Kemerahan dan krusta pada bekas suntikan BCG, kulit sekitar anus mengelupas. Pada fase konvalesen : garis transversal pada kuku (Beau's line).

Respirasi

Batuk, pilek, infiltrat paru.

Sendi

Artritis, artralgia kadang sampai berjalan.

Neurologik

Rewel, mudah marah, kesadaran menurun, kejang, peningkatan sel pada cairan serebrospinal.

 

Tatalaksana PK (Penyakit Kawasaki)

  1. Semua pasien dengan PK harus dirawat inap dan dilakukan ekokardiografi (oleh kardiolog anak).
  2. Pemberian imunoglobulin (gammaglobulin) 2g/kgBB IV dalam 12 jam. Awasi tanda-tanda vital selama pemberian. Saat pemberian ideal hari ke 5-7, toleransi sampai hari ke 10 awitan demam. Jika setelah 10 hari masih ada demam (yang bukan karena sebab lain selain PK) atau ditemukan aneurismakoroner disertai inflamasi sistematik berlanjut (LED/CRP masih tinggi), imunoglobulin mungkin masih perlu diberikan.
  3. Asam asetil salisilat diberikan 80-100 mg/kgBB/hari (dibagi 4 dosisi) sampai 2-3 hari setelah demam reda kemudian diturunkan menjadi 3-5 mg/kgBB/hari sekali sehari selama 6-8 minggu jika tidak ada kelainan koroner.

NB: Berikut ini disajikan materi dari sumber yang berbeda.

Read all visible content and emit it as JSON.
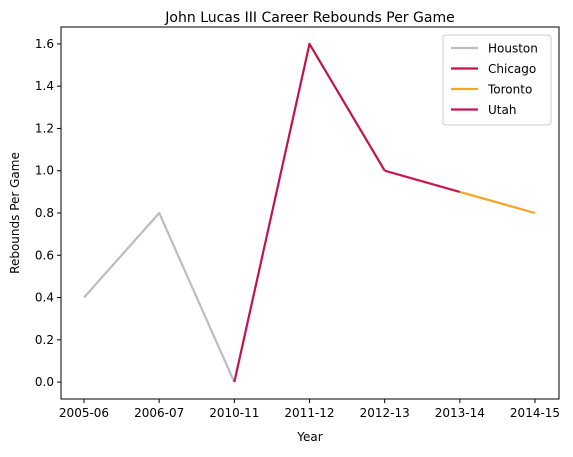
{
  "chart_data": {
    "type": "line",
    "title": "John Lucas III Career Rebounds Per Game",
    "xlabel": "Year",
    "ylabel": "Rebounds Per Game",
    "categories": [
      "2005-06",
      "2006-07",
      "2010-11",
      "2011-12",
      "2012-13",
      "2013-14",
      "2014-15"
    ],
    "y_ticks": [
      "0.0",
      "0.2",
      "0.4",
      "0.6",
      "0.8",
      "1.0",
      "1.2",
      "1.4",
      "1.6"
    ],
    "ylim": [
      -0.08,
      1.68
    ],
    "grid": false,
    "legend_position": "top-right",
    "series": [
      {
        "name": "Houston",
        "color": "#bdbdbd",
        "points": [
          {
            "x": "2005-06",
            "y": 0.4
          },
          {
            "x": "2006-07",
            "y": 0.8
          },
          {
            "x": "2010-11",
            "y": 0.0
          }
        ]
      },
      {
        "name": "Chicago",
        "color": "#c0144a",
        "points": [
          {
            "x": "2010-11",
            "y": 0.0
          },
          {
            "x": "2011-12",
            "y": 1.6
          },
          {
            "x": "2012-13",
            "y": 1.0
          }
        ]
      },
      {
        "name": "Toronto",
        "color": "#f5a623",
        "points": [
          {
            "x": "2013-14",
            "y": 0.9
          },
          {
            "x": "2014-15",
            "y": 0.8
          }
        ]
      },
      {
        "name": "Utah",
        "color": "#c8174e",
        "points": [
          {
            "x": "2012-13",
            "y": 1.0
          },
          {
            "x": "2013-14",
            "y": 0.9
          }
        ]
      }
    ]
  }
}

Jika ada kelainan koroner harus diteruskan sampai koroner kembali normal.
  4. Imunisasi campak dan varisela ditunda minimal 11 bulan setelah pemberian imunoglobulin.
  5. Pada penderita dengan aneurisma koroner berat (giant aneurysm) perlu diberi antikoagulan selain asam asetil salistilat. Tindakan intervensi atau bedah pintas koroner dipertimbangkan pada kasus stenosis koroner yang berat.

 

Beberapa masalah diagnosis yang sering dijumpai pada kasus PK:

  1. PK terdiagnosis sebagai campak atau rubella (campak Jerman)
  2. Anak datang dengan demam dan pembesaran kelenjar getah bening leher satu sisi. Ditegakkan diagnosis parotitis atau limfadentis koli. Setelah dapat obat, timbul ruam kemerahan pada kulit dan bibir. Hal ini kemudian disangka sebagai reaksi obat.
  3. Penemuan leukosituri pada anak dengan demam dan ruam, didiagnosis sebagai infeksi saluran kemih.
  4. Anak dengan demam, ruam, dan peningkatan kadar biliriru bin dan enzim transaminase , disangka hepatitis.
  5. Kadang anak dengan demam, ruam, dan nyeri perut hebat, didiagnosis sebagai akut abdomen.
  6. Bayi muda dengan demam dan ruam yang disertai pening katan cairan serebrospinal didiagnosis sebagai meningitis viral.

 

PK harus dipertimbangkan sebagai diagnosis diferensial pada setiap anak dengan demam selama beberapa hari, ruam dan konjungtivitis non purulen, terutama anak <1 tahun dan pada remaja; pada kedua kelompok ini diagnosis PK sering terlewatkan.